Selepas itu, beliau menambahkan, ”Shirath terbagi menjadi dua: shirath di kehidupan dunia ini dan shirath di kehidupan akhirat. Shirath dunia adalah ketaatan kepada Imam yang wajib hukumnya. Barangsiapa yang mengenalnya dan mengikuti petunjuknya, ia akan dapat melintasi shirath yang membentang di atas jahannam dan barangsiapa yang tidak mengenalnya di dunia ini, langkah kakinya akan bergetar di atas shirath akhirat dan akan terpuruk pada api jahannam. [Ma’ani al-Akhbar, hal. 32, hadis kE-1]
Dalam Tafsir Imam Hasan Askari as, kedua shirath ini ditafsirkan sebagai shirath yang lurus (mustaqim) yang seimbang antara gulluw (kelebihan) dan taqsir (kelebihan) dan taqsir (kekurangan), dan shirath akhirat. [Bihar al-Anwar; jil. 8, hal. 69, hadis ke-18]
Nuktah yang layak untuk diperhatikan adalah bahwa dalam riwayat-riwayat, melintas dari jalan ini penuh resiko dan berbahaya. Dalam hadis yang dinukil dari Rasulullah saw (juga dari Imam Shadiq as) disebutkan, ”Sesungguhnya di atas neraka terdapat sebuah “jisr” (jembatan) yang Iebih tipis dari rambut dan lebih tajam dari mata pedang”. [Mizan al-Hikmah, jil. 5, hal. 348]
Shirath mustaqim (lurus) dan hakikat wilayah (imamah) dan adalah (keadilan) di dunia ini juga demikian adanya. Ia Iebih tipis dari rambut dan lebih tajam dari mata pedang, lantaran garis lurus ini tidak lain adalah garis yang tipis. Dan selainnya, apa pun itu, adalah garis-garis yang menyimpang di kiri dan kanan.

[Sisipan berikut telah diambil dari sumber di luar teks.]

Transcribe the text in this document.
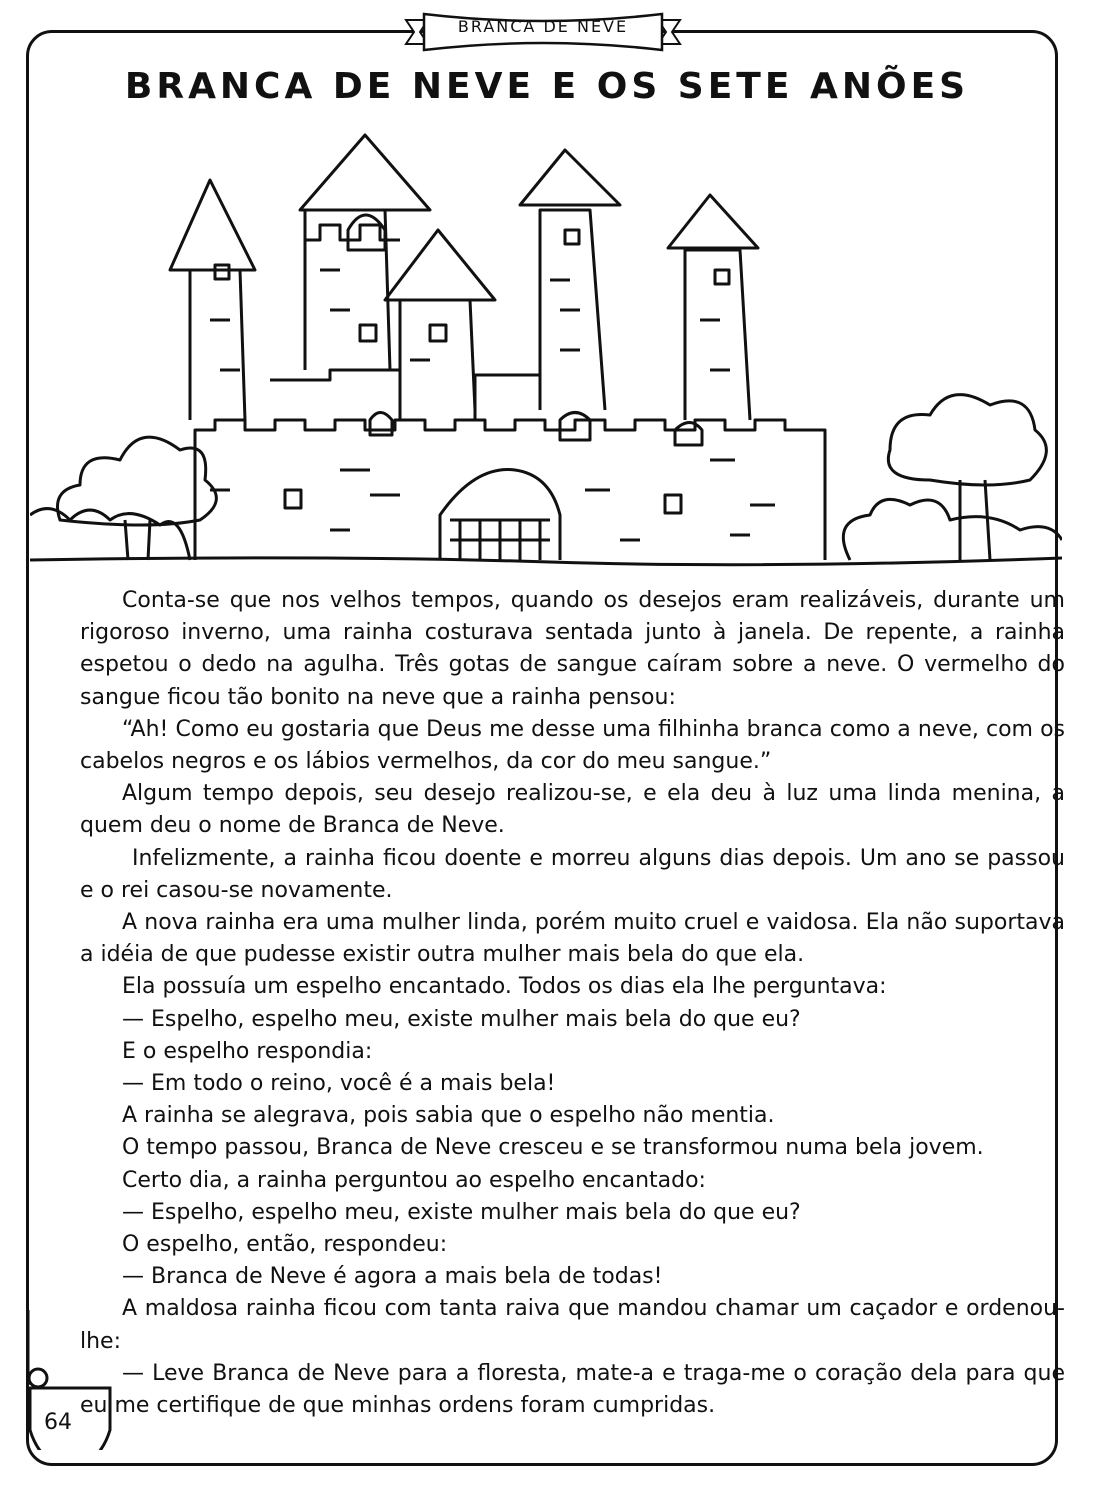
BRANCA DE NEVE
BRANCA DE NEVE E OS SETE ANÕES

Conta-se que nos velhos tempos, quando os desejos eram realizáveis, durante um rigoroso inverno, uma rainha costurava sentada junto à janela. De repente, a rainha espetou o dedo na agulha. Três gotas de sangue caíram sobre a neve. O vermelho do sangue ficou tão bonito na neve que a rainha pensou:

“Ah! Como eu gostaria que Deus me desse uma filhinha branca como a neve, com os cabelos negros e os lábios vermelhos, da cor do meu sangue.”

Algum tempo depois, seu desejo realizou-se, e ela deu à luz uma linda menina, a quem deu o nome de Branca de Neve.

Infelizmente, a rainha ficou doente e morreu alguns dias depois. Um ano se passou e o rei casou-se novamente.

A nova rainha era uma mulher linda, porém muito cruel e vaidosa. Ela não suportava a idéia de que pudesse existir outra mulher mais bela do que ela.

Ela possuía um espelho encantado. Todos os dias ela lhe perguntava:

— Espelho, espelho meu, existe mulher mais bela do que eu?

E o espelho respondia:

— Em todo o reino, você é a mais bela!

A rainha se alegrava, pois sabia que o espelho não mentia.

O tempo passou, Branca de Neve cresceu e se transformou numa bela jovem.

Certo dia, a rainha perguntou ao espelho encantado:

— Espelho, espelho meu, existe mulher mais bela do que eu?

O espelho, então, respondeu:

— Branca de Neve é agora a mais bela de todas!

A maldosa rainha ficou com tanta raiva que mandou chamar um caçador e ordenou-lhe:

— Leve Branca de Neve para a floresta, mate-a e traga-me o coração dela para que eu me certifique de que minhas ordens foram cumpridas.

64
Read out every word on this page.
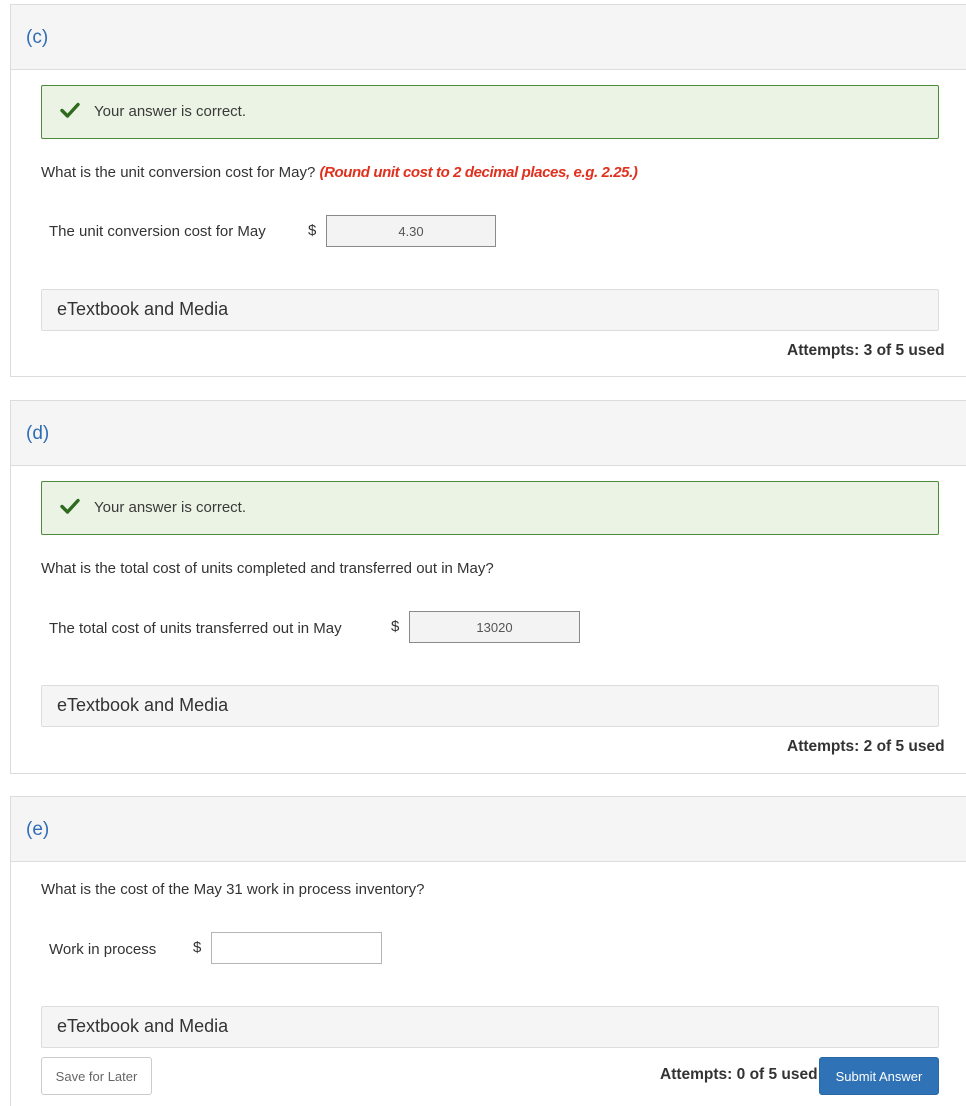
(c)
Your answer is correct.
What is the unit conversion cost for May? (Round unit cost to 2 decimal places, e.g. 2.25.)
The unit conversion cost for May	$
4.30
eTextbook and Media
Attempts: 3 of 5 used
(d)
Your answer is correct.
What is the total cost of units completed and transferred out in May?
The total cost of units transferred out in May	$
13020
eTextbook and Media
Attempts: 2 of 5 used
(e)
What is the cost of the May 31 work in process inventory?
Work in process $
eTextbook and Media
Save for Later	Attempts: 0 of 5 used	Submit Answer
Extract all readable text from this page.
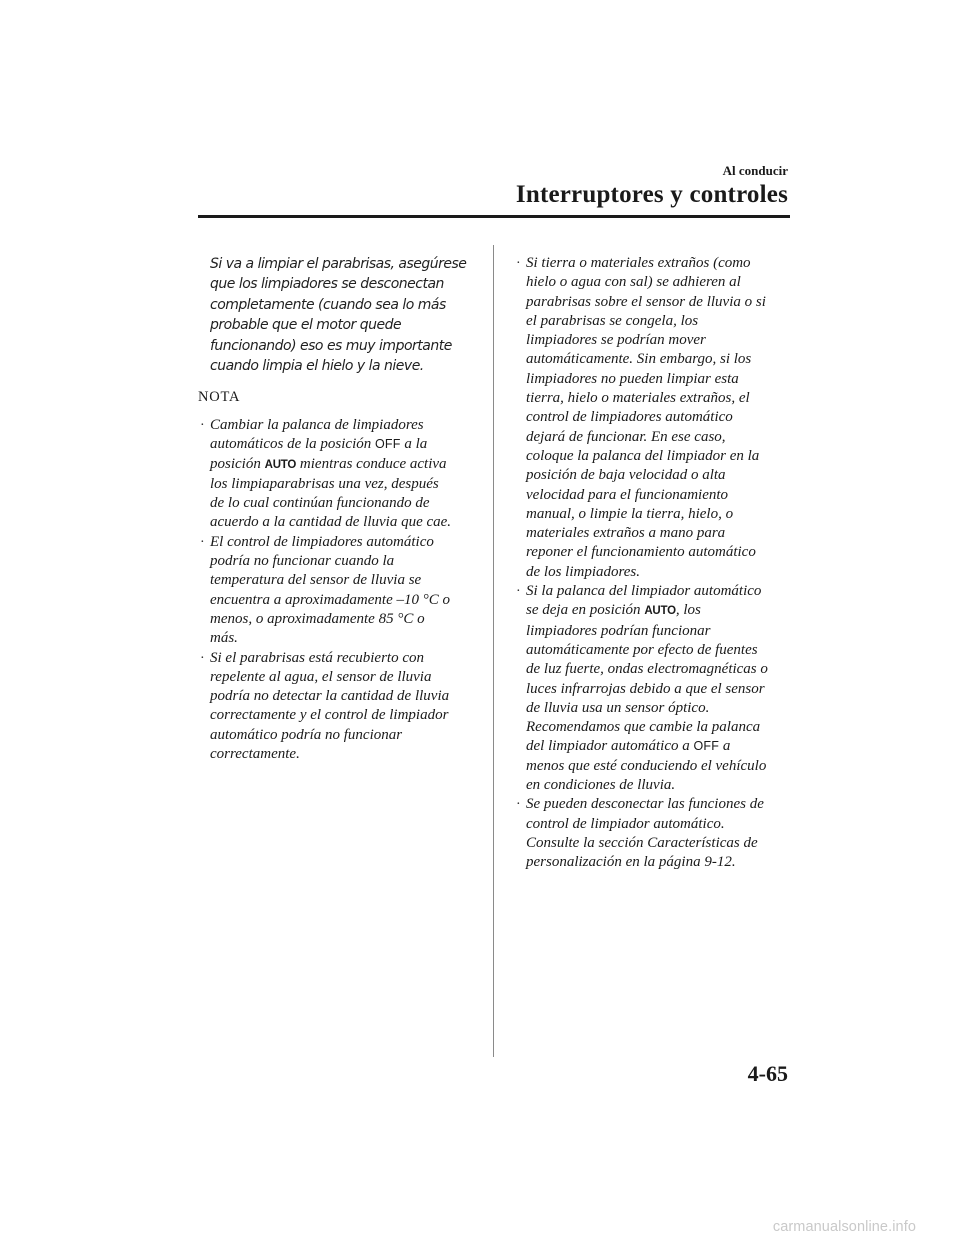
Al conducir
Interruptores y controles
Si va a limpiar el parabrisas, asegúrese
que los limpiadores se desconectan
completamente (cuando sea lo más
probable que el motor quede
funcionando) eso es muy importante
cuando limpia el hielo y la nieve.
NOTA
· Cambiar la palanca de limpiadores
automáticos de la posición OFF a la
posición AUTO mientras conduce activa
los limpiaparabrisas una vez, después
de lo cual continúan funcionando de
acuerdo a la cantidad de lluvia que cae.
· El control de limpiadores automático
podría no funcionar cuando la
temperatura del sensor de lluvia se
encuentra a aproximadamente –10 °C o
menos, o aproximadamente 85 °C o
más.
· Si el parabrisas está recubierto con
repelente al agua, el sensor de lluvia
podría no detectar la cantidad de lluvia
correctamente y el control de limpiador
automático podría no funcionar
correctamente.
· Si tierra o materiales extraños (como
hielo o agua con sal) se adhieren al
parabrisas sobre el sensor de lluvia o si
el parabrisas se congela, los
limpiadores se podrían mover
automáticamente. Sin embargo, si los
limpiadores no pueden limpiar esta
tierra, hielo o materiales extraños, el
control de limpiadores automático
dejará de funcionar. En ese caso,
coloque la palanca del limpiador en la
posición de baja velocidad o alta
velocidad para el funcionamiento
manual, o limpie la tierra, hielo, o
materiales extraños a mano para
reponer el funcionamiento automático
de los limpiadores.
· Si la palanca del limpiador automático
se deja en posición AUTO, los
limpiadores podrían funcionar
automáticamente por efecto de fuentes
de luz fuerte, ondas electromagnéticas o
luces infrarrojas debido a que el sensor
de lluvia usa un sensor óptico.
Recomendamos que cambie la palanca
del limpiador automático a OFF a
menos que esté conduciendo el vehículo
en condiciones de lluvia.
· Se pueden desconectar las funciones de
control de limpiador automático.
Consulte la sección Características de
personalización en la página 9-12.
4-65
carmanualsonline.info
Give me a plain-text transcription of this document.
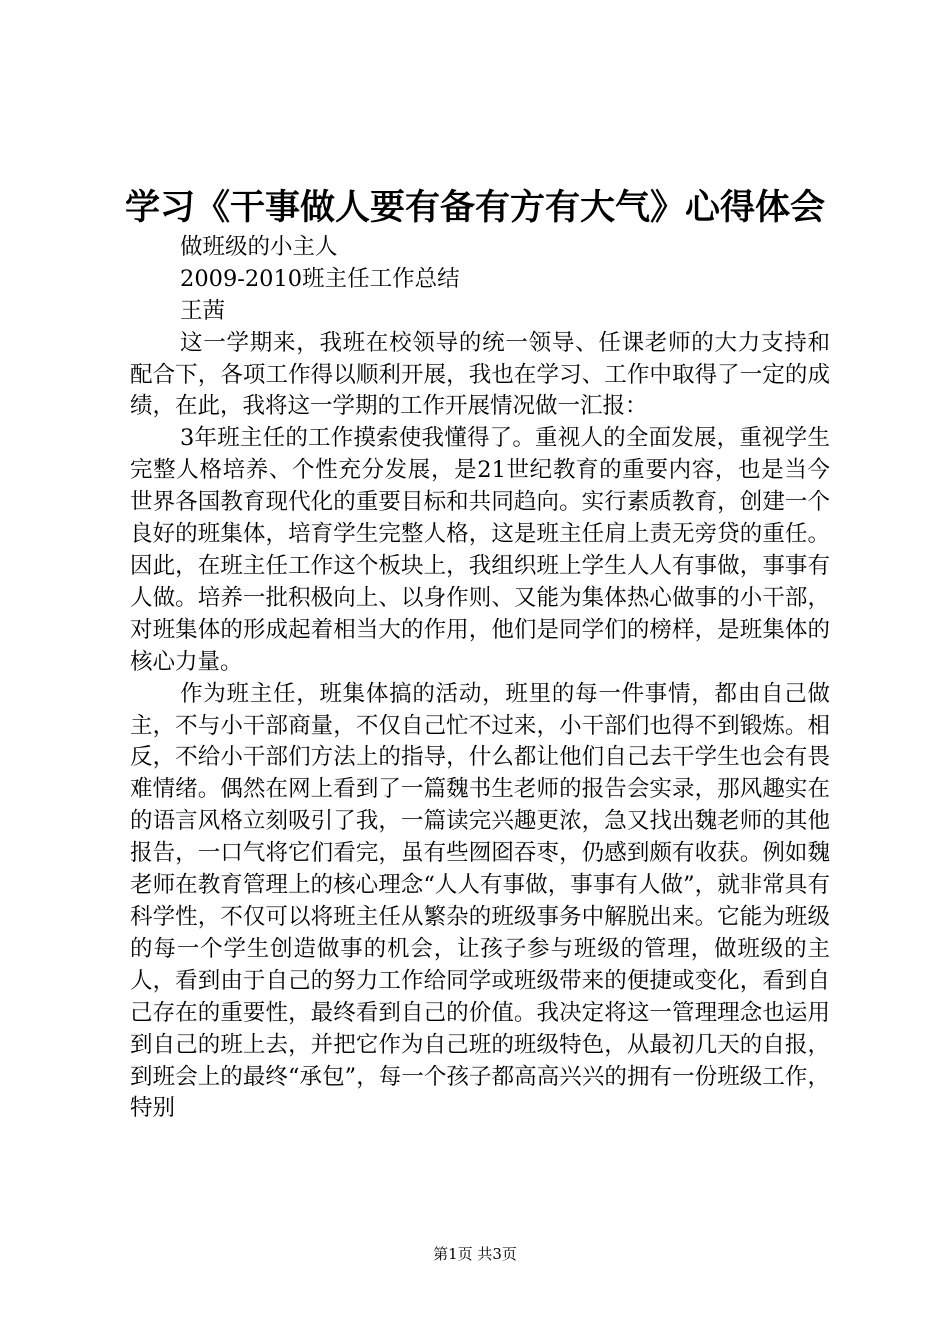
学习《干事做人要有备有方有大气》心得体会
做班级的小主人
2009-2010班主任工作总结
王茜

这一学期来，我班在校领导的统一领导、任课老师的大力支持和配合下，各项工作得以顺利开展，我也在学习、工作中取得了一定的成绩，在此，我将这一学期的工作开展情况做一汇报：

3年班主任的工作摸索使我懂得了。重视人的全面发展，重视学生完整人格培养、个性充分发展，是21世纪教育的重要内容，也是当今世界各国教育现代化的重要目标和共同趋向。实行素质教育，创建一个良好的班集体，培育学生完整人格，这是班主任肩上责无旁贷的重任。因此，在班主任工作这个板块上，我组织班上学生人人有事做，事事有人做。培养一批积极向上、以身作则、又能为集体热心做事的小干部，对班集体的形成起着相当大的作用，他们是同学们的榜样，是班集体的核心力量。

作为班主任，班集体搞的活动，班里的每一件事情，都由自己做主，不与小干部商量，不仅自己忙不过来，小干部们也得不到锻炼。相反，不给小干部们方法上的指导，什么都让他们自己去干学生也会有畏难情绪。偶然在网上看到了一篇魏书生老师的报告会实录，那风趣实在的语言风格立刻吸引了我，一篇读完兴趣更浓，急又找出魏老师的其他报告，一口气将它们看完，虽有些囫囵吞枣，仍感到颇有收获。例如魏老师在教育管理上的核心理念“人人有事做，事事有人做”，就非常具有科学性，不仅可以将班主任从繁杂的班级事务中解脱出来。它能为班级的每一个学生创造做事的机会，让孩子参与班级的管理，做班级的主人，看到由于自己的努力工作给同学或班级带来的便捷或变化，看到自己存在的重要性，最终看到自己的价值。我决定将这一管理理念也运用到自己的班上去，并把它作为自己班的班级特色，从最初几天的自报，到班会上的最终“承包”，每一个孩子都高高兴兴的拥有一份班级工作，特别

第1页 共3页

Wajar kiranya shirath Kiamat merupakan manifestasi nyata (tajjassum ’aini) dari shirath dunia ini. Akan tetapi, sebagaimana yang telah kami isyaratkan sebelumnya, ada sekelompok orang yang melintas dengan cepat di atas jalan yang sangat berbahaya ini, di bawah pelita iman dan amal saleh.
Hal terakhir yang perlu disinggung di sini adalah dimensi tarbiyah pada iman terhadap shirath; lintasan yang mengerikan, menggetarkan, lebih tipis dari rambut, lebih tajam dari pedang. Lintasan itu memiliki beragam terminal. Pada setiap terminal, seseorang akan ditanya; di satu tempat ditanya ihwal salat, di tempat lain ditanya soal amanah dan silaturahmi, di satu tempat tentang keadilan dan seterusnya. Akhirnya, cara melintasi jembatan tersebut sesuai dengan kadar cahaya iman dan amal saleh seseorang. Apabila seseorang tidak dapat melintasi jembatan tersebut dengan selamat, niscaya ia terpuruk ke dalam neraka jahannam, sekali-kali tidak akan mendapatkan sumber nikmat materi dan anugerah maknawi, yaitu kenikmatan surgawi dari sisi Allah Swt.
Atas dasar uraian ini, beriman kepada shirath tentu akan terefleksi pada amal perbuatan dan pendidikan manusia. lmamlah yang akan menuntunnya dalam memilih jalan kehidupan, dan memilah antara hak dan batil dengan teliti, serta berakhlak sebagaimana akhlak Tuhan.
Pembahasan sebelumnya Filsafat Penantian (Intizhar) di Masa Keghaiban Imam Zaman Afs [Bag 2]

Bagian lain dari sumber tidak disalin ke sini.